Algo huele mal en la Suprema Corte de Justicia de la Nación. Y no es solo el perfume caro de sus pasillos. La nueva camarilla de ministros ha comenzado a sentar precedentes que no solo incomodan: alarman. No por sus lujos —que siguen intactos—, no por los altos sueldos, ni por las prestaciones de élite, camionetas blindadas, togas caras o cursos pagados con dinero público. El verdadero problema es otro: las resoluciones que se cocinan en silencio y que, de no exhibirse a tiempo, pueden convertirse en amenazas directas contra millones de mexicanos.
La semana pasada la Corte estuvo a punto de avalar un dictamen que habría significado un retroceso brutal contra los derechos laborales. Solo la presión mediática lo detuvo.
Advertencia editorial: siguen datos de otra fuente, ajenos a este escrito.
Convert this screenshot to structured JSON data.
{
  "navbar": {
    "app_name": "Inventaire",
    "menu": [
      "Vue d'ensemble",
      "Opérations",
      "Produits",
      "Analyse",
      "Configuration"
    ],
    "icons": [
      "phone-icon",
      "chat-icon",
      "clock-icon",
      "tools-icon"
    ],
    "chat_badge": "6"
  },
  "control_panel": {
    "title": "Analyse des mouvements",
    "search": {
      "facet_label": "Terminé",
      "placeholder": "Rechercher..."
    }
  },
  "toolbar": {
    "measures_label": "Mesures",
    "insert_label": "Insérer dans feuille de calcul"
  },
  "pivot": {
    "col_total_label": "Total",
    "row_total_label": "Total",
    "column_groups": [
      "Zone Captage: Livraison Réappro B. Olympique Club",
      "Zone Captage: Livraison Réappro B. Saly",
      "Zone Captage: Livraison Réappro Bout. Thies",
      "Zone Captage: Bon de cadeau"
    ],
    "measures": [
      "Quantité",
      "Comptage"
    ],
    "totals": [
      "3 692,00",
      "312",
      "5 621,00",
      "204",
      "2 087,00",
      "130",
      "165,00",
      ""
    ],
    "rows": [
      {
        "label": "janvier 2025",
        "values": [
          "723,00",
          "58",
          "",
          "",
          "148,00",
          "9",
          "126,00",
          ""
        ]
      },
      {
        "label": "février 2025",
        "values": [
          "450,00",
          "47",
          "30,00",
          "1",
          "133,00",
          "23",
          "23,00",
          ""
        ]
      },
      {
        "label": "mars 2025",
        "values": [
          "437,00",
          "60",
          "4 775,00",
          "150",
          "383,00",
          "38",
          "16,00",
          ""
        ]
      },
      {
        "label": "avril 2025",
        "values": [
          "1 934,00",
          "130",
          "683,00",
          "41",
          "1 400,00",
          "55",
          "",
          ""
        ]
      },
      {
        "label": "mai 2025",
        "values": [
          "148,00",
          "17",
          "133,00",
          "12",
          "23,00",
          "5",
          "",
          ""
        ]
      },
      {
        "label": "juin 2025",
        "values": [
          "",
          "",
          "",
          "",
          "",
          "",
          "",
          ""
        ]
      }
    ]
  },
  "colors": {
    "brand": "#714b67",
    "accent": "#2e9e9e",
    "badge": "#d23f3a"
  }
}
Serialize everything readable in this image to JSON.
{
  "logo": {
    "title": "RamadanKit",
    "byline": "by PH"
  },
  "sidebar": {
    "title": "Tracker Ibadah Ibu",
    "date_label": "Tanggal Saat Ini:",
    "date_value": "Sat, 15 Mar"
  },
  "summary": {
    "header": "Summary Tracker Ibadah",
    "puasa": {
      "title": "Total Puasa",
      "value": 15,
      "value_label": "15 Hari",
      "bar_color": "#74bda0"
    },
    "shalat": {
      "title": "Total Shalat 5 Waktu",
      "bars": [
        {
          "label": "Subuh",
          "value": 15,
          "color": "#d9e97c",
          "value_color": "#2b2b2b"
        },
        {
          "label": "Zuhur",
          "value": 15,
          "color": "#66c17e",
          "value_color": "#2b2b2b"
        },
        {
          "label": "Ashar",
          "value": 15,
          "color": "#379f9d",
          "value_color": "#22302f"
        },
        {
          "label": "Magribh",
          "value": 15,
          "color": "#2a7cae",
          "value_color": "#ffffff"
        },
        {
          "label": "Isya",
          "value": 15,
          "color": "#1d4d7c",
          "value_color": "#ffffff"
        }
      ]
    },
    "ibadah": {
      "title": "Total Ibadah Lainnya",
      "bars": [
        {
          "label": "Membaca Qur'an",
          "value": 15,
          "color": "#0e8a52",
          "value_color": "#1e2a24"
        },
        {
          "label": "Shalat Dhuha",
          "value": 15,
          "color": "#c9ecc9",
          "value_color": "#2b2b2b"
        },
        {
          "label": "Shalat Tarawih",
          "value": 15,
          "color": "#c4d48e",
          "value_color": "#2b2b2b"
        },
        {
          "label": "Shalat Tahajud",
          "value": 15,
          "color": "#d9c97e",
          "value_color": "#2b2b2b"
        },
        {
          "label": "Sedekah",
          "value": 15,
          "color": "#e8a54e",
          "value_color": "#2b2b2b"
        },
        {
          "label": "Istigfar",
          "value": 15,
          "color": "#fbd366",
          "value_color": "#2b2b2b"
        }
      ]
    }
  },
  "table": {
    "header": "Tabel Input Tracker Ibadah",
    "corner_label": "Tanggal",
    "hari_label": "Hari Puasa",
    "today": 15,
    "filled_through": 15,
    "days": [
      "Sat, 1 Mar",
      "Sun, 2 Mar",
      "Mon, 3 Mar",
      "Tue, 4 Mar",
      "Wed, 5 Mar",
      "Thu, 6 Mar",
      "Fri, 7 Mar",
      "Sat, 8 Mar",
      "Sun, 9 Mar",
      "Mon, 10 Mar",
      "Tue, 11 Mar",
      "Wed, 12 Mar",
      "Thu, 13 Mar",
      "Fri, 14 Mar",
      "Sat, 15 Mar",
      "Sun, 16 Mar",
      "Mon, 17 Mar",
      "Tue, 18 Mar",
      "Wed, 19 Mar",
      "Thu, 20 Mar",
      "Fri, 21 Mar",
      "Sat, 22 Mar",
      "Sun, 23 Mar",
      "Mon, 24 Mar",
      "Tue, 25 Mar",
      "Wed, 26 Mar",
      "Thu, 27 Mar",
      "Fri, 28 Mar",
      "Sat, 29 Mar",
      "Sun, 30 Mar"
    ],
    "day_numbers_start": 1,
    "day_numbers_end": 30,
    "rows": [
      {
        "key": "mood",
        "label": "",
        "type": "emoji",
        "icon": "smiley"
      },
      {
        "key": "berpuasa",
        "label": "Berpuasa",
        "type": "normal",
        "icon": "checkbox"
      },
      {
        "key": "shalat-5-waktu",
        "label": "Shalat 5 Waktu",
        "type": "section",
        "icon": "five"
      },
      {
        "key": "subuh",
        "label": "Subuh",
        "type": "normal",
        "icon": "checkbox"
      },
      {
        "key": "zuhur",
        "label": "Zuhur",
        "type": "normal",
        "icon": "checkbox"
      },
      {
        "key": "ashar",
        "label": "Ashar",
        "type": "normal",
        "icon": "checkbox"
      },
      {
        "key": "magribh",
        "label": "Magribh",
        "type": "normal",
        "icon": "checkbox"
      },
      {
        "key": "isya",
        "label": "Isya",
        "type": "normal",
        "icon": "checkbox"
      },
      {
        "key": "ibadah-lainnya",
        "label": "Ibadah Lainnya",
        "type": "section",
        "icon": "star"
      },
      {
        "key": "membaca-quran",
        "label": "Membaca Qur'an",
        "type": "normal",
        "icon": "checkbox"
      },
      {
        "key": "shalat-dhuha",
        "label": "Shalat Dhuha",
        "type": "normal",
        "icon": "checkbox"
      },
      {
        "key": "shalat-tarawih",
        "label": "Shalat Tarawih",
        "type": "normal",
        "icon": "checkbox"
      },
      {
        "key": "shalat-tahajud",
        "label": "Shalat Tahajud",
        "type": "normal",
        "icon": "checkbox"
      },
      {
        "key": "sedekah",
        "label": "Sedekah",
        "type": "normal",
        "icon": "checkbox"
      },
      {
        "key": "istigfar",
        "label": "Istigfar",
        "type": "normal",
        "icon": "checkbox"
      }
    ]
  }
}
El proyecto pretendía modificar, vía interpretación, el Artículo 47 de la Ley Federal del Trabajo, eliminando en los hechos la obligación patronal de entregar el aviso de rescisión al trabajador despedido.
La contradicción de criterios 165/2025 no era un asunto técnico menor. Lo que estaba en juego era el inicio del plazo de dos meses para demandar un despido injustificado. El proyecto del ministro Irving Espinosa abría la puerta a que ese plazo comenzara cuando el patrón decidiera, no cuando el trabajador tuviera conocimiento formal del despido. En términos simples: despedir sin avisar y dejar correr el reloj hasta extinguir el derecho a demandar.
Eso no es justicia constitucional.
El Frente Nacional por las 40 Horas encendió la alerta. Las protestas frente a la Corte obligaron al retiro del proyecto horas antes de su discusión. Un hecho grave: la suspensión no fue producto de un debate jurídico profundo, sino del escándalo público. La propia Corte reconoció, implícitamente, que el proyecto era políticamente insostenible.
El retiro, sin embargo, no resuelve nada. La contradicción sigue viva. El Artículo 47 permanece intacto, sí, pero la intención quedó expuesta. Y ese es el verdadero trascendido: hay ministros dispuestos a reinterpretar la ley laboral contra el trabajador, usando tecnicismos para erosionar derechos conquistados durante décadas.
Después de las protestas, el ministro ponente salió a dialogar con los inconformes y escribió en redes sociales que en la Corte “creen en una justicia cercana”. El problema es que la justicia no se demuestra con tuits, sino con sentencias. Y esta, de haberse aprobado, habría beneficiado exclusivamente a los patrones y precarizado aún más un mercado laboral donde más del 55% de los trabajadores está en la informalidad.
La Corte no puede seguir jugando a legislar desde el estrado ni actuar como una cámara empresarial de última instancia. Si no fuera por la crítica pública, hoy estaríamos hablando de un precedente devastador.
Conviene decirlo claro: ¡Cuidado con la Corte!